System Certificates disappearing after enrollment

New Contributor III

We are seeing an increase in the number of machines that have System Certificates disappear after enrollment. Sometimes even on machines that have been active and enrolled for quite awhile. No discernible pattern. We are using our own JDS.

Certificates being lost are
InCommon RSA Server CA
USERTrust RSA Certificate Authority
JSS Built-In Signing Certficate
<Institution> JSS Built-in Certificate

Specific scenario just ran into was 26 machines all run through a PreStage enrollment and then software installed through a DEP workflow. All software installed fine during DEP workflow. A new piece of software was to be installed today and 1/26 was completed successfully. The other 25 all failed with:

"The network connection was interrupted while downloading the package from https://<server>/<package>.pkg.

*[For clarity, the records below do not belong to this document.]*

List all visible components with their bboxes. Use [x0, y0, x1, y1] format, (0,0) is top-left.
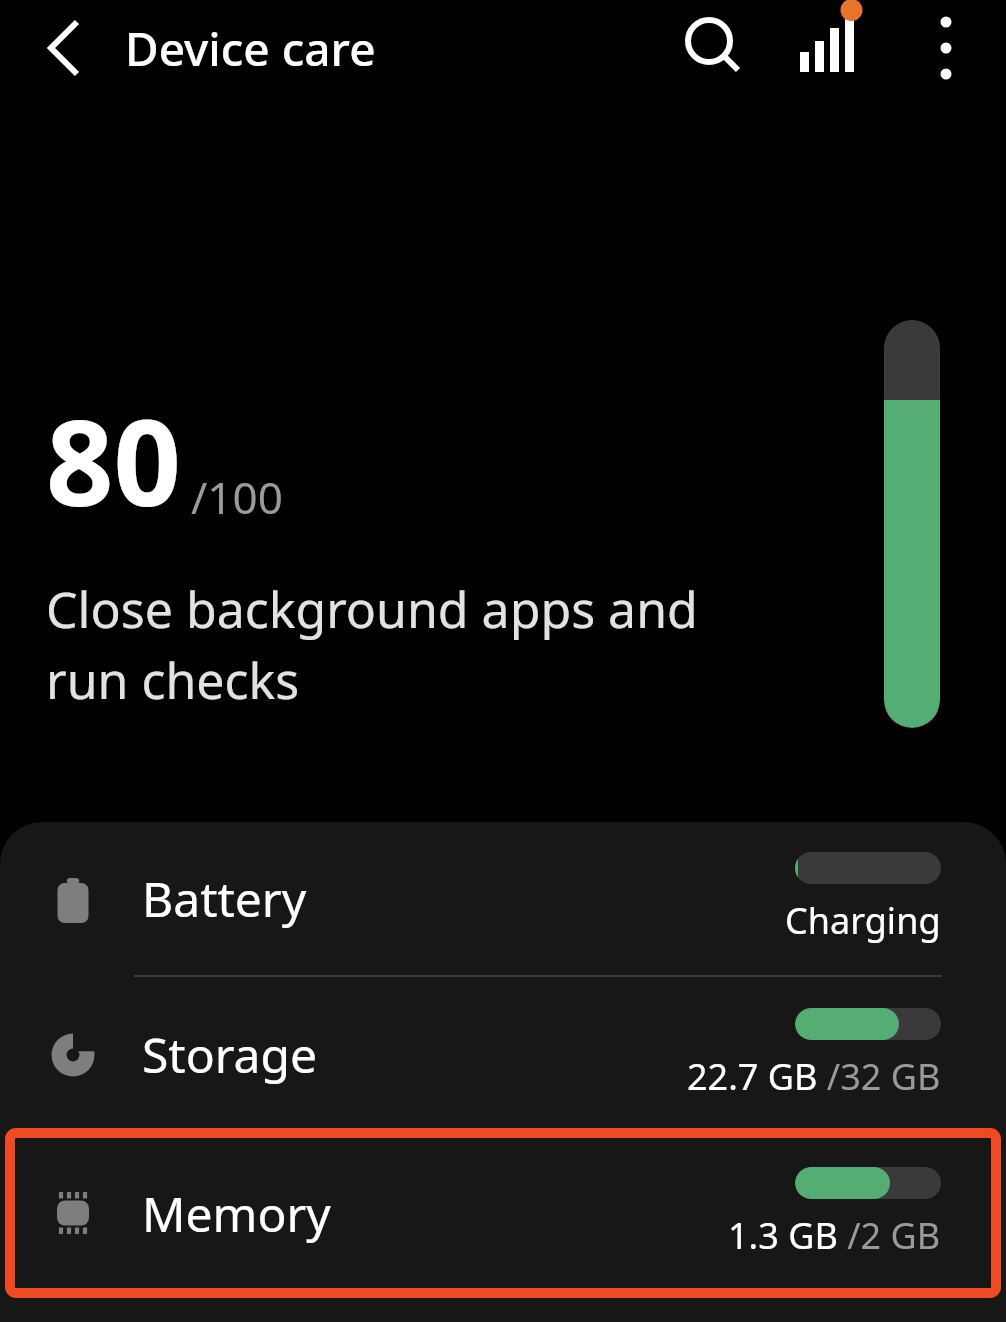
button[interactable]: Search: [666, 2, 758, 94]
staticText: 1.3 GB /2 GB: [728, 1211, 941, 1260]
button[interactable]: Battery: [0, 822, 1006, 975]
button[interactable]: Memory: [0, 1132, 1006, 1294]
staticText: Device care: [125, 17, 376, 80]
staticText: Close background apps and run checks: [46, 575, 698, 714]
staticText: Charging: [785, 896, 941, 945]
staticText: /100: [191, 467, 283, 527]
staticText: Battery: [142, 866, 307, 931]
button[interactable]: More options: [900, 2, 992, 94]
button[interactable]: Storage: [0, 977, 1006, 1132]
staticText: 22.7 GB /32 GB: [687, 1052, 941, 1101]
staticText: Storage: [142, 1022, 318, 1087]
staticText: 80: [46, 380, 181, 541]
button[interactable]: Back: [20, 3, 110, 93]
staticText: Memory: [142, 1181, 331, 1246]
other: Memory highlighted: [10, 1133, 996, 1293]
button[interactable]: Diagnostics: [784, 2, 876, 94]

Attempting to reconnect..."

followed by:

"<package>.pkg is not available on the HTTP server."

As I mentioned, we have seen this in small numbers before so I checked one of the machines and sure enough, some or all of the certs were missing.

This ONLY affected packages downloading from the JDS. Policies that only run scripts or execute commands work without issue.

Re-enrollment works and the certs are re-downloaded but this will presumably break any Smart Groups that would rely on machines being enrolled via that particular PreStage.

Has anyone else seen this? Does anyone have any ideas what may be causing it? Does anyone have a valid work around (unable to deploy any packages through JDS since the machine is being denied access due to missing certs)?